1. a sound, specially one that is loud or unpleasant or that causes disturbance
2. technical irregular fluctuations that accompany a transmitted electrical signal but are not part of it and tend to obscure it
- random fluctuations that obscure or do not contain meaningful data or other information

Midde English from Old French from Latin to digital photography. We all heard that, seen that. When photographed with film, a photograph acquires a quality, a look, that distinguishes it from the digital photography, and that is the grain.

Random combination of chemicals in a rectangular gelatin support do not look the same as mathematically square divided area in a digital sensor, so what we were used to appreciate in film photography no longer suits the taste of the old school eye.

Well, things change. At least for me, once I laid my eyes upon the image above. A digitally captured image, a photograph made with a digital camera, hand held, ISO 1600, five seconds holding that plastic camera on the top of that sand dune in La Moza beach, Uruguay, almost two in the morning. The moon was not full but I just love sun and moon pictures, so I made one more.

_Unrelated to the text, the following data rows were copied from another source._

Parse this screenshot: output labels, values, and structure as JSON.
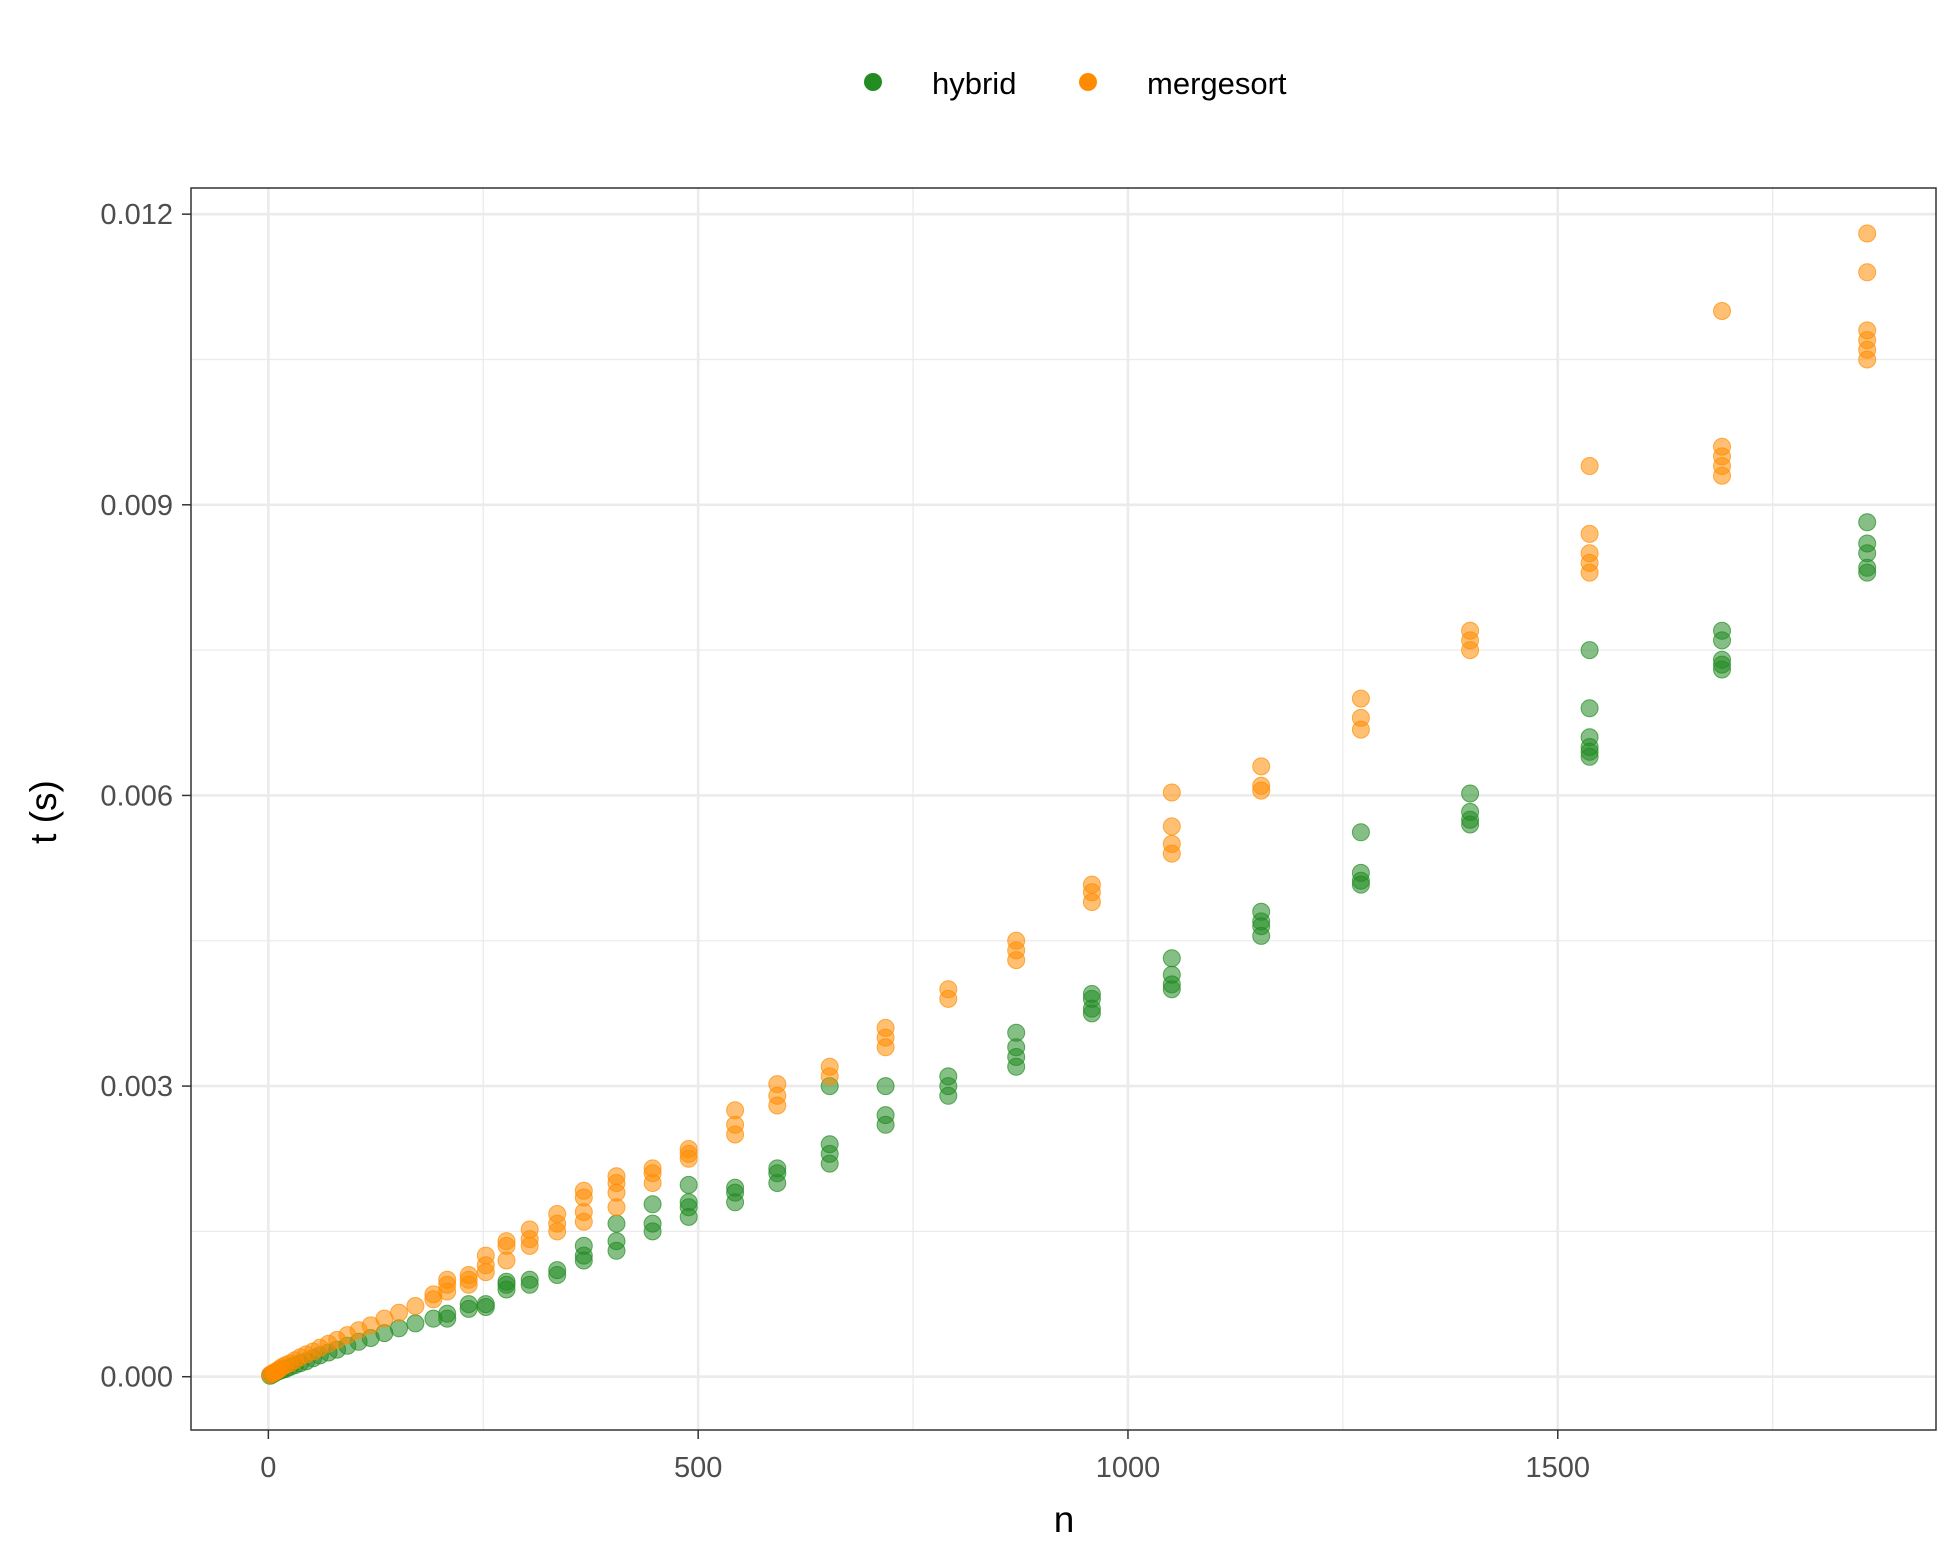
{
  "chart_data": {
    "type": "scatter",
    "xlabel": "n",
    "ylabel": "t (s)",
    "xlim": [
      -90,
      1940
    ],
    "ylim": [
      -0.00055,
      0.01227
    ],
    "x_ticks": [
      0,
      500,
      1000,
      1500
    ],
    "x_tick_labels": [
      "0",
      "500",
      "1000",
      "1500"
    ],
    "y_ticks": [
      0.0,
      0.003,
      0.006,
      0.009,
      0.012
    ],
    "y_tick_labels": [
      "0.000",
      "0.003",
      "0.006",
      "0.009",
      "0.012"
    ],
    "grid": true,
    "legend_position": "top",
    "series": [
      {
        "name": "hybrid",
        "color": "#228B22",
        "points": [
          [
            2,
            1e-05
          ],
          [
            4,
            2e-05
          ],
          [
            6,
            3e-05
          ],
          [
            8,
            4e-05
          ],
          [
            10,
            5e-05
          ],
          [
            13,
            6e-05
          ],
          [
            16,
            7e-05
          ],
          [
            20,
            8e-05
          ],
          [
            25,
            0.0001
          ],
          [
            31,
            0.00012
          ],
          [
            37,
            0.00014
          ],
          [
            44,
            0.00016
          ],
          [
            52,
            0.00019
          ],
          [
            60,
            0.00022
          ],
          [
            70,
            0.00025
          ],
          [
            80,
            0.00028
          ],
          [
            92,
            0.00032
          ],
          [
            105,
            0.00036
          ],
          [
            119,
            0.0004
          ],
          [
            135,
            0.00045
          ],
          [
            152,
            0.0005
          ],
          [
            171,
            0.00055
          ],
          [
            192,
            0.0006
          ],
          [
            208,
            0.0006
          ],
          [
            208,
            0.00065
          ],
          [
            233,
            0.0007
          ],
          [
            233,
            0.00075
          ],
          [
            253,
            0.00075
          ],
          [
            253,
            0.00072
          ],
          [
            277,
            0.0009
          ],
          [
            277,
            0.00095
          ],
          [
            277,
            0.00098
          ],
          [
            304,
            0.00095
          ],
          [
            304,
            0.001
          ],
          [
            336,
            0.00105
          ],
          [
            336,
            0.0011
          ],
          [
            367,
            0.0012
          ],
          [
            367,
            0.00125
          ],
          [
            367,
            0.00135
          ],
          [
            405,
            0.0013
          ],
          [
            405,
            0.0014
          ],
          [
            405,
            0.00158
          ],
          [
            447,
            0.0015
          ],
          [
            447,
            0.00158
          ],
          [
            447,
            0.00178
          ],
          [
            489,
            0.00165
          ],
          [
            489,
            0.00175
          ],
          [
            489,
            0.0018
          ],
          [
            489,
            0.00198
          ],
          [
            543,
            0.0018
          ],
          [
            543,
            0.0019
          ],
          [
            543,
            0.00195
          ],
          [
            592,
            0.002
          ],
          [
            592,
            0.0021
          ],
          [
            592,
            0.00215
          ],
          [
            653,
            0.0022
          ],
          [
            653,
            0.0023
          ],
          [
            653,
            0.0024
          ],
          [
            653,
            0.003
          ],
          [
            718,
            0.0026
          ],
          [
            718,
            0.0027
          ],
          [
            718,
            0.003
          ],
          [
            791,
            0.0029
          ],
          [
            791,
            0.003
          ],
          [
            791,
            0.0031
          ],
          [
            870,
            0.0032
          ],
          [
            870,
            0.0033
          ],
          [
            870,
            0.0034
          ],
          [
            870,
            0.00355
          ],
          [
            958,
            0.00375
          ],
          [
            958,
            0.0038
          ],
          [
            958,
            0.0039
          ],
          [
            958,
            0.00395
          ],
          [
            1051,
            0.004
          ],
          [
            1051,
            0.00405
          ],
          [
            1051,
            0.00415
          ],
          [
            1051,
            0.00432
          ],
          [
            1155,
            0.00455
          ],
          [
            1155,
            0.00465
          ],
          [
            1155,
            0.0047
          ],
          [
            1155,
            0.0048
          ],
          [
            1271,
            0.00508
          ],
          [
            1271,
            0.00512
          ],
          [
            1271,
            0.0052
          ],
          [
            1271,
            0.00562
          ],
          [
            1398,
            0.0057
          ],
          [
            1398,
            0.00575
          ],
          [
            1398,
            0.00583
          ],
          [
            1398,
            0.00602
          ],
          [
            1537,
            0.0064
          ],
          [
            1537,
            0.00645
          ],
          [
            1537,
            0.0065
          ],
          [
            1537,
            0.0066
          ],
          [
            1537,
            0.0069
          ],
          [
            1537,
            0.0075
          ],
          [
            1691,
            0.0073
          ],
          [
            1691,
            0.00735
          ],
          [
            1691,
            0.0074
          ],
          [
            1691,
            0.0076
          ],
          [
            1691,
            0.0077
          ],
          [
            1860,
            0.0083
          ],
          [
            1860,
            0.00835
          ],
          [
            1860,
            0.0085
          ],
          [
            1860,
            0.0086
          ],
          [
            1860,
            0.00882
          ]
        ]
      },
      {
        "name": "mergesort",
        "color": "#FF8C00",
        "points": [
          [
            2,
            2e-05
          ],
          [
            4,
            3e-05
          ],
          [
            6,
            4e-05
          ],
          [
            8,
            5e-05
          ],
          [
            10,
            6e-05
          ],
          [
            13,
            8e-05
          ],
          [
            16,
            0.0001
          ],
          [
            20,
            0.00012
          ],
          [
            25,
            0.00014
          ],
          [
            31,
            0.00017
          ],
          [
            37,
            0.0002
          ],
          [
            44,
            0.00023
          ],
          [
            52,
            0.00026
          ],
          [
            60,
            0.0003
          ],
          [
            70,
            0.00034
          ],
          [
            80,
            0.00038
          ],
          [
            92,
            0.00043
          ],
          [
            105,
            0.00048
          ],
          [
            119,
            0.00053
          ],
          [
            135,
            0.0006
          ],
          [
            152,
            0.00066
          ],
          [
            171,
            0.00073
          ],
          [
            192,
            0.0008
          ],
          [
            192,
            0.00085
          ],
          [
            208,
            0.00088
          ],
          [
            208,
            0.00095
          ],
          [
            208,
            0.001
          ],
          [
            233,
            0.00095
          ],
          [
            233,
            0.001
          ],
          [
            233,
            0.00105
          ],
          [
            253,
            0.00108
          ],
          [
            253,
            0.00115
          ],
          [
            253,
            0.00125
          ],
          [
            277,
            0.0012
          ],
          [
            277,
            0.00135
          ],
          [
            277,
            0.0014
          ],
          [
            304,
            0.00135
          ],
          [
            304,
            0.00142
          ],
          [
            304,
            0.00152
          ],
          [
            336,
            0.0015
          ],
          [
            336,
            0.00158
          ],
          [
            336,
            0.00168
          ],
          [
            367,
            0.0016
          ],
          [
            367,
            0.0017
          ],
          [
            367,
            0.00185
          ],
          [
            367,
            0.00192
          ],
          [
            405,
            0.00175
          ],
          [
            405,
            0.0019
          ],
          [
            405,
            0.002
          ],
          [
            405,
            0.00207
          ],
          [
            447,
            0.002
          ],
          [
            447,
            0.0021
          ],
          [
            447,
            0.00215
          ],
          [
            489,
            0.00225
          ],
          [
            489,
            0.0023
          ],
          [
            489,
            0.00235
          ],
          [
            543,
            0.0025
          ],
          [
            543,
            0.0026
          ],
          [
            543,
            0.00275
          ],
          [
            592,
            0.0028
          ],
          [
            592,
            0.0029
          ],
          [
            592,
            0.00302
          ],
          [
            653,
            0.0031
          ],
          [
            653,
            0.0032
          ],
          [
            718,
            0.0034
          ],
          [
            718,
            0.0035
          ],
          [
            718,
            0.0036
          ],
          [
            791,
            0.0039
          ],
          [
            791,
            0.004
          ],
          [
            870,
            0.0043
          ],
          [
            870,
            0.0044
          ],
          [
            870,
            0.0045
          ],
          [
            958,
            0.0049
          ],
          [
            958,
            0.005
          ],
          [
            958,
            0.00508
          ],
          [
            1051,
            0.0054
          ],
          [
            1051,
            0.0055
          ],
          [
            1051,
            0.00568
          ],
          [
            1051,
            0.00603
          ],
          [
            1155,
            0.00605
          ],
          [
            1155,
            0.0061
          ],
          [
            1155,
            0.0063
          ],
          [
            1271,
            0.00668
          ],
          [
            1271,
            0.0068
          ],
          [
            1271,
            0.007
          ],
          [
            1398,
            0.0075
          ],
          [
            1398,
            0.0076
          ],
          [
            1398,
            0.0077
          ],
          [
            1537,
            0.0083
          ],
          [
            1537,
            0.0084
          ],
          [
            1537,
            0.0085
          ],
          [
            1537,
            0.0087
          ],
          [
            1537,
            0.0094
          ],
          [
            1691,
            0.0093
          ],
          [
            1691,
            0.0094
          ],
          [
            1691,
            0.0095
          ],
          [
            1691,
            0.0096
          ],
          [
            1691,
            0.011
          ],
          [
            1860,
            0.0105
          ],
          [
            1860,
            0.0106
          ],
          [
            1860,
            0.0107
          ],
          [
            1860,
            0.0108
          ],
          [
            1860,
            0.0114
          ],
          [
            1860,
            0.0118
          ]
        ]
      }
    ]
  }
}
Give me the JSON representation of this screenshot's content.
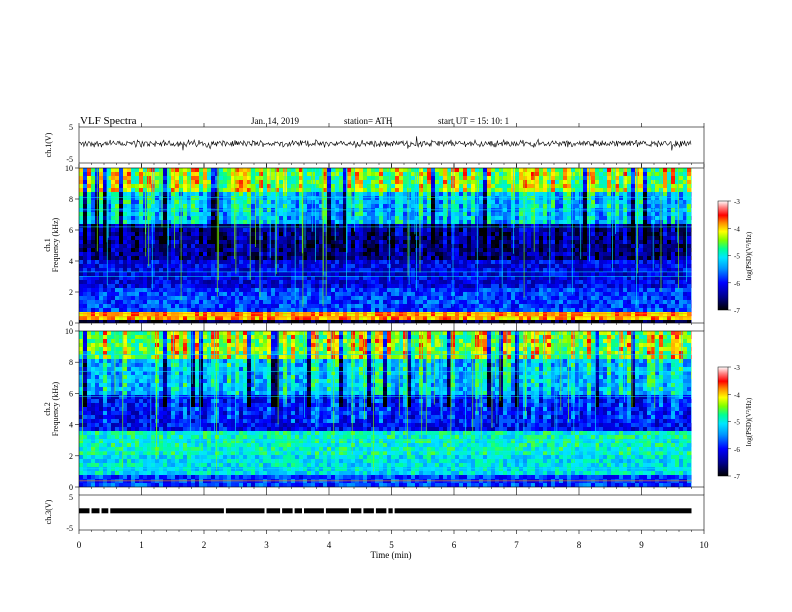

When I was on the lab, developing the "films", I instantly eyed that photograph and a revolution started on my acquired taste, a change in my judgement and a whole new perspective and possibilities ahead enlighted my photographic sense and will. Why not? If one thinks back, a lot of people didn't like grain in the film photography era. One of my most dear master, Edward Weston (, liked and produced only sharp, perfect photographs and did not appreciate grain, but on the other hand, for a man like Robert Capa, the ISO did't matter, I suppose. So thinking about all that, developing those pictures, making an analysis of that noise, I found out that sometimes it may even look good. It may suit the photograph, at least sometimes, just as the grain did in film photography.

It is quite good to change one's mind about something, sometimes. I feel better knowing that noise is not always bad. You just gotta dance according to the music.

The coincidence is that in that right moment when I made that photograph, there was a party going at that small sand beach, the season closing party, can't remember the name right now, but it was catchy. I don't quite like that kind of music, it sounds to me as noise, most of the time, and in that moment some Parliament Funkadellic or Incognito would be a better call, but sometimes, an exception must be given, is just how life is, I guess.


Julia Margaret Cameron was a British photographer, and one of her most famous photograph is a portrait of Sir John Frederick William Herschel, named only Sir John Herschel, April 1867, an albumen print that belongs to the Boston Museum of Fine Arts collection, a gift of Mrs. J. D. Cameron Bradley. The importance of this particular photograph is that it changed the conception of portrait photography because it was a very cropped image, showing just the head, unlike the classic portrait that shows the chest and shoulders also.

Herschel himself also made numerous important contribution to photography. He was a mathematician, astronomer, chemist, scientist and writer, whose studies and books had a strong influence on science, specially in the University of Cambridge, where inspired the student Charles Darwin, but that's another story.

Improvements in photographic processes, experiments with color reproduction, the terms negative and positive applied to photography, the discovery of the platinum process and the discovery of sodium thiosulfate to be a solvent of silver halides, in 1819. The man was a not only intelligent and workaholic, but he was also generous. He informed Talbot and Daguerre of his discovery that this "hyposulphite of soda" ("hypo") could be used as a photographic fixer, to "fix" pictures and make them permanent. History was being made and is to this people that we, photographers, must thank every time we make a photograph.

One of the ways that we photographers can thank and appreciate what those people have done for photography - and for us - is to get to know them. Is to know and acknowledge what they've done, who they were, and so forth and so on.

That being said, I thank Sir John Herschel particularly for the invention of the cyanotype process, the photographic printing process that gives a cyan-blue print. (By the way it was the precursors of the modern blueprint process, wich was popular in engineering and architectural circles well into the 20th century). The use of ammonium iron citrate and potassium ferricyanide somehow made this effect in prints.

I'm a great enthusiast of this type of print and I continue to use this process to this day. Of course the photography laboratory is now digital, which means that I no longer handle chemicals in the darkroom, but electronic information in the lightroom, or the computer, or the software, whatever. (actually I do, but not this process, and mostly film developing, although this semester I'll have access to the black and white lab in a class I'm having in the Visual Arts course ind the University.) What really matters is that every time one chooses the cyanotype process in the chemical or digital lab, he or she must thank Sir John Frederick William Herschel.

This photograph was taken last month, in Playa Grande, Uruguay.